Forbes and others have reported on KPMG's latest tax misfortunes, this time in Texas. KPMG have pleaded guilty to 96 tax offences, accepted the maximum fine and are on probation (in effect) for three years if they still want to be allowed to practice in that State.
KPMG say that these matters all relate to partners that have now left, but what is significant is that WebCPA say:
KPMG admitted that through the actions of former partners and employees it prepared fraudulent tax returns for clients; drafted false statements to support the tax shelters; issued opinions that were false; concealed the tax shelters and the facts regarding them from the Internal Revenue Service; failed to locate and produce documents sought by the IRS, and misrepresented to the IRS KPMG's role in creating the tax shelters.
This is serious stuff, and shows that the offences continued after the original shelters were created.
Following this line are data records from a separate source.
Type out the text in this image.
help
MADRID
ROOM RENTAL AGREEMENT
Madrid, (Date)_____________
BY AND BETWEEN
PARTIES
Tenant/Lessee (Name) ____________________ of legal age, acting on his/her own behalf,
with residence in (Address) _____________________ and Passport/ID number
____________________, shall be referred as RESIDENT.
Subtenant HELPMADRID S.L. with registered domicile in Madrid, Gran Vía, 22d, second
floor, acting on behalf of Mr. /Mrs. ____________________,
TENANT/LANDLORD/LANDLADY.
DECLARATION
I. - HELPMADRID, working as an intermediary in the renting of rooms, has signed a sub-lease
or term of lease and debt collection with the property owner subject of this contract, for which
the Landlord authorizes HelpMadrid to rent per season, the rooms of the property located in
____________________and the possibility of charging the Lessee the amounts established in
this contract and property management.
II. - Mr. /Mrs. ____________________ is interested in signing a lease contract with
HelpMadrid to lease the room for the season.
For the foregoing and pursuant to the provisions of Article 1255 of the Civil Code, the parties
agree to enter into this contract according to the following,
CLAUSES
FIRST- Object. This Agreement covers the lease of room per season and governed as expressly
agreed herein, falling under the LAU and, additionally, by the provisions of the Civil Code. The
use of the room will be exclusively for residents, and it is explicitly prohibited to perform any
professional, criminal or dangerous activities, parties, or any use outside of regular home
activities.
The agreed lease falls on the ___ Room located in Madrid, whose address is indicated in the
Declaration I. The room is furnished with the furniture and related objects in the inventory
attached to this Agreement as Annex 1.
I have to say I agree with Dennis Howlrett on this when he says:
I know there is a large majority of professionals who see tax avoidance as a business cost. But when set out in these stark terms, it is hard to understand how advisors can justify that position when they must know they're attempting to manipulate the law for advantage. I can't understand that logic.
I'm sure KPMG have tried to get rid of those involved. Hat's the good news. But the question that remains is as important. Has the profession got rid of them, or are they now in what Dave Hartnett at our Revenue calls the 'spivvy boutiques' that are selling tax planning they are refusing to report even though required to do so by UK law?
Until the profession as a whole takes action to clean up its act, KPMG's period of remorse is not enough. But I'm not seeing either the Big 4 or the professional bodies taking the lead on this. That worries me.